We would prefer that we could schedule inconveniences, but that is not possible. At the very least, we ought to be prepared for the unexpected as much as we can. Being in pain commands our full attention and if we have a plan in place beforehand, then the emergency will end sooner than if we had no plan. It is obvious that we are not at our best at making decisions when in pain. When that pain is dental, it may escalate to the point where we begin to consider emergency treatment. Pain somehow seems exponentially worse in the middle of the night than in the daylight hours, and the question of whether to pursue professional pain relief depends on several factors. Let’s plan now for those times by examining our options.

Dental Emergencies

A knocked-out tooth, a swollen gum or jaw where you suspect abscess, and dental agony which does not respond to over-the-counter analgesics all require emergency attention. Many dentists schedule in response time for dental emergencies during their workday, so check with your dentist first of all. The dreaded after-hours emergency need not be insurmountable. If your locality offers either a private or university-based dental clinic, check them for extended hours and emergency services. In the meantime, deal with your situation by treating yourself. Secure your knocked-out tooth in a glass of milk until it can be reinserted. Warm compresses over any swelling will ease the discomfort until you may be treated professionally. As a last resort, the hospital emergency room will help you become pain-free until your regular dentist is available.

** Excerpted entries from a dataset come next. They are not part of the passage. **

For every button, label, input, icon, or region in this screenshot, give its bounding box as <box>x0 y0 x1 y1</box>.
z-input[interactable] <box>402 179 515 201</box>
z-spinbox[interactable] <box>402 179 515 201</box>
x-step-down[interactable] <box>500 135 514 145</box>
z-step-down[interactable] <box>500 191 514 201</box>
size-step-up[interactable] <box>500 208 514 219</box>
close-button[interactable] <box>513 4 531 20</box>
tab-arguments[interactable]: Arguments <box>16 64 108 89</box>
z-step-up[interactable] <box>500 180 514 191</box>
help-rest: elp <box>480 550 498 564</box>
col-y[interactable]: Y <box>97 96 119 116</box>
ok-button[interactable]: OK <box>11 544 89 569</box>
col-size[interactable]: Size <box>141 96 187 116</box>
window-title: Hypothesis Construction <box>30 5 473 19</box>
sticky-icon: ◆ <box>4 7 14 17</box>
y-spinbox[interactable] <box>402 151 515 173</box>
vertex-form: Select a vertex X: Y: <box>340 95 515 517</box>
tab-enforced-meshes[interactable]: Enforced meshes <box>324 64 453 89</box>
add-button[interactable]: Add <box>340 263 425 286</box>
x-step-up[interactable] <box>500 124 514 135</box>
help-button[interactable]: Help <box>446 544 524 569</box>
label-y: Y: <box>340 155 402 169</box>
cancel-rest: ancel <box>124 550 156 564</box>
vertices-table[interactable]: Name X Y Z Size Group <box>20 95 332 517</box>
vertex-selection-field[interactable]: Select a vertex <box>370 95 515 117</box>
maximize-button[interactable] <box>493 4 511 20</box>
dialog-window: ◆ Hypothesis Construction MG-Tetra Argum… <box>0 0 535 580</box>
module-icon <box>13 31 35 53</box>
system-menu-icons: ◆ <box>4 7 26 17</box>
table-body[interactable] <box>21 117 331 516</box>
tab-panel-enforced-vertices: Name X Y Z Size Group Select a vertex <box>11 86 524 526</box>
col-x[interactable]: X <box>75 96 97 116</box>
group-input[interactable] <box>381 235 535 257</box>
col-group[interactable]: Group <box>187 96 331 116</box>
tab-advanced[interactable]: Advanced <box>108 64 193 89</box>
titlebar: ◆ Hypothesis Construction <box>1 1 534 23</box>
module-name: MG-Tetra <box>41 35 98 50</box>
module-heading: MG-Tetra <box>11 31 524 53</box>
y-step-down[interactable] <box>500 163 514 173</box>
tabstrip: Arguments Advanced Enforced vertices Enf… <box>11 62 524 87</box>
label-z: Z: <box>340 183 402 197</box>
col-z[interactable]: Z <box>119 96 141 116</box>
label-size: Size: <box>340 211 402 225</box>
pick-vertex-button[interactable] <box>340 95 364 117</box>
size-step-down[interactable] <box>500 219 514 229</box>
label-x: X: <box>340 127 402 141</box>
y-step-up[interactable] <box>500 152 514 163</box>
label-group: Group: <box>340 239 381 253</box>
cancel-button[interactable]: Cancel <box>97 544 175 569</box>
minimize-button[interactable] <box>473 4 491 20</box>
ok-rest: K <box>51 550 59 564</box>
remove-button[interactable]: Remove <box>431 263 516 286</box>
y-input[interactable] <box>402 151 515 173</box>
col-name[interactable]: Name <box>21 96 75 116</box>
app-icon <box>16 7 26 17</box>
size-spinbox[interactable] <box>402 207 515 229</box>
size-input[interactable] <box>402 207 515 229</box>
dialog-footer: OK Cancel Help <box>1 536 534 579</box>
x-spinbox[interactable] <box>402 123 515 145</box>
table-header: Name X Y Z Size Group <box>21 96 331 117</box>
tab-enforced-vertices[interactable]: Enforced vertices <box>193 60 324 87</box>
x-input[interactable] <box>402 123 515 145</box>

Middle-of-the-road emergencies require a judgment call

Techniques exist for ameliorating dental pain, and you should know them. Oil of clove applied to the aching tooth is a traditional analgesic, and packing a vacant filling space with sugarless gum helps with smoothing rough edges which may abrade the inside of your mouth. Rubbing an ice cube on the web between the thumb and forefinger on the same side of the body as the pain has been reported to be successful.

Painful conditions can be helped, too

These conditions may not be a full-fledged emergency, but they hurt enough to require assistance as soon as possible. For instance, loose braces or wires which jab the sensitive inside of the mouth may be smoothed by applying orthodontic wax over the abrasive edges. A gentle flossing between the teeth will remove any bits of food that may be causing pressure, and your problem will be solved quickly if this is the only factor causing pain. A time-honored technique is to rinse the mouth with salt water several times daily. Knowing these pain control techniques will make the difference between a restful night and a pain-filled one. Your dentist wants you to be pain-free at all times, so let’s help them out by learning as much as possible what to do in a dental emergency.